There is no denying that St. Ignatius has had a big influence on the Church. But I don’t think that is why people are drawn to him and his spiritual exercises. I believe it is because he speaks the truth about the spiritual and everyday life fitting together. We don’t live out our spiritual life during our prayer time or when we are at Mass and then leave it all behind. When we do that, we are not being authentic Christians.
Ignatius time and again reminds us that our faith is lived and that God is with us in that lived faith. How we are living and how we are feeling about our life is a visible sign of our spiritual life in many ways. We all have been tired from too much work or endless tasks that drain our physical or mental energy. So, we rest, and we can get up and do it again. At times, though, the rest doesn’t seem to help. We begin to feel like life is drudgery, meaningless, unfulfilling. No amount of rest or sleep revives us.

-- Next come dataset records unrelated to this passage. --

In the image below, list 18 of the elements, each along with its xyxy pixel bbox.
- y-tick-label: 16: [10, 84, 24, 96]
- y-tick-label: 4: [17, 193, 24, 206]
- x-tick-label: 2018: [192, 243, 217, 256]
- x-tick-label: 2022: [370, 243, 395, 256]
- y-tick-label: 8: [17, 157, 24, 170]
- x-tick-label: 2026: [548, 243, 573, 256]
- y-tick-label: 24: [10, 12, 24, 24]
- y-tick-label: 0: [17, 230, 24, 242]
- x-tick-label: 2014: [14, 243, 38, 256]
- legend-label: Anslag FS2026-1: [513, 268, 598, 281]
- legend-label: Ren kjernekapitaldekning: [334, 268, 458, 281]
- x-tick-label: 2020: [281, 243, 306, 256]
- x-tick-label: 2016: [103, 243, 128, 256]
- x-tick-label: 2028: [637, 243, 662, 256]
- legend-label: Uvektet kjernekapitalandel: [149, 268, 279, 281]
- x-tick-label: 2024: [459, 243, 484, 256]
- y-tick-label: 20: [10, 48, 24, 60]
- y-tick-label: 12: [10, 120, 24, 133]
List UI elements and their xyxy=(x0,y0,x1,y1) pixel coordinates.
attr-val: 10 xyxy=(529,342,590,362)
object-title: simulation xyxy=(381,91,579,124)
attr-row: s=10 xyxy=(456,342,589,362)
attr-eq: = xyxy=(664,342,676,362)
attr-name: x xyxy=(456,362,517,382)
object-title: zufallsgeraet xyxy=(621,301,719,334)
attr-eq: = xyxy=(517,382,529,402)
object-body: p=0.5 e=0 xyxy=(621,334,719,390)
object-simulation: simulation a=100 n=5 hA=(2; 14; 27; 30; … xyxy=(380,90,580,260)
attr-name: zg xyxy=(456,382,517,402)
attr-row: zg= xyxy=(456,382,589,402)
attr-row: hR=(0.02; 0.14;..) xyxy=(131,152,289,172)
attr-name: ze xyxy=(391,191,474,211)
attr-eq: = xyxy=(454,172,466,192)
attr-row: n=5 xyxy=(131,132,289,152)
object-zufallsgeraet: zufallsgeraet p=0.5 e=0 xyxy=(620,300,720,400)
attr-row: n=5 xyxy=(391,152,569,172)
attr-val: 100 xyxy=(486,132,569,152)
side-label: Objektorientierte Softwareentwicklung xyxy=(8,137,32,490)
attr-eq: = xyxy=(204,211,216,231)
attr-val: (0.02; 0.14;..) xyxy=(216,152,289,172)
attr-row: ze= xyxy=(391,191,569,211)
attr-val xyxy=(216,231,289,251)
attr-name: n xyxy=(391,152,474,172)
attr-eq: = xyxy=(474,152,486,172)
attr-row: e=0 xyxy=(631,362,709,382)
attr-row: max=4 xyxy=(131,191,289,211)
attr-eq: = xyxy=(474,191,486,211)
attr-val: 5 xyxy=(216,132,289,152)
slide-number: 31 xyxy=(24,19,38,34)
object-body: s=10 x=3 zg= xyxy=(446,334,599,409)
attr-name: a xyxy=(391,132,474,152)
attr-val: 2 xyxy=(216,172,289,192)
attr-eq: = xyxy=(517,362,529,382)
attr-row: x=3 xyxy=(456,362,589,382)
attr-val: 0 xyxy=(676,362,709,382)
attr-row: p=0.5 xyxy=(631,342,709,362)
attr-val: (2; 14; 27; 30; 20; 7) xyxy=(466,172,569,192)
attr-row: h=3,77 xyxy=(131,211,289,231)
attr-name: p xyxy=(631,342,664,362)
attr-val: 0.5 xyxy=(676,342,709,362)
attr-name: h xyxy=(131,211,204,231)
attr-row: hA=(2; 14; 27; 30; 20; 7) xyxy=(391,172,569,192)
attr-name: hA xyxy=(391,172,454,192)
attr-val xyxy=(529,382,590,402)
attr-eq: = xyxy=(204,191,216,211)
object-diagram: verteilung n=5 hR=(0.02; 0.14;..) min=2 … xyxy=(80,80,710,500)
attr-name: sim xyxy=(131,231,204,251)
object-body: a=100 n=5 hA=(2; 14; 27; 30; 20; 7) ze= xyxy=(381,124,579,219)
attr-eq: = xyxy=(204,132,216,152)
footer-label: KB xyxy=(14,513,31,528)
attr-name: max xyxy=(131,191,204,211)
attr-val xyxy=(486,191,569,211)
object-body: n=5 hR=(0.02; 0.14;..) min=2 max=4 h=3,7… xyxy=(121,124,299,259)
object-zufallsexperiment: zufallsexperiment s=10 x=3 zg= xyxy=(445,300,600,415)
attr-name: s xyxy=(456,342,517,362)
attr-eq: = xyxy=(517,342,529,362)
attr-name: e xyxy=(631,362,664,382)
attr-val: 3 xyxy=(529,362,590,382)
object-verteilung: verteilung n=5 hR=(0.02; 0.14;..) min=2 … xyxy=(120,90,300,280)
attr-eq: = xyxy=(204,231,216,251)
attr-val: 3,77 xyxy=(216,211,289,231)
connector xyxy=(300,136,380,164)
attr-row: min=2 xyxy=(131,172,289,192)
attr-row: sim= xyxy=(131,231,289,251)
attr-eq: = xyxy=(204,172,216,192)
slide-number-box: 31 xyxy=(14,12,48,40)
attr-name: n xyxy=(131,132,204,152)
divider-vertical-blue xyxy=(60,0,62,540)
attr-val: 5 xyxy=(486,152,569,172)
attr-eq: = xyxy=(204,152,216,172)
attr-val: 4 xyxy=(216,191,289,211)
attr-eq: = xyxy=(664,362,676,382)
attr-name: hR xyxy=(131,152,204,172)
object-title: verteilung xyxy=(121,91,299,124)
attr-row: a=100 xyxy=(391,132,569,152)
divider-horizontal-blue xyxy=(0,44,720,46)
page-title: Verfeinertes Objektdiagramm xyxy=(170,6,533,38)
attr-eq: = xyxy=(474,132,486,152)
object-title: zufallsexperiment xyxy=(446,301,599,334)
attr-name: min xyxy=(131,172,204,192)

Those are the times when I wish I could blink and move to some new place where life would be alive and fulfilling again.
Instead, I am reminded by Ignatius’ words that the trouble is I am not living the life God calls me to. I’m living how I think or the world or well-meaning family or friends think is best. I might be ignoring the still, small voice saying, “look here is the answer.” Or worse, I convince myself God is not with me, guiding and sustaining me.
The beginnings of the spiritual exercises that Ignatius gave us come from him realizing what spoke to him deeply and what flitted by in a moment of happiness. Yes, the stories of chivalry were fun and enjoyable, but they left no lasting impression. On the other hand, the saints left an impression, made Ignatius think, and led him to understand that serving God was the path to truly being alive.
Alive and Not Lukewarm
And that, my friends, is our call as well. If you find yourself overcome with tiredness, listless and just going through the motions of life it may be time to look at what you are doing every day. What in your life makes you feel alive? If you’ve lost the answer, ask God. And then, as best as possible, do what makes you feel most alive.
To think about
What makes you feel most alive? If you’ve lost it, how can you get it back?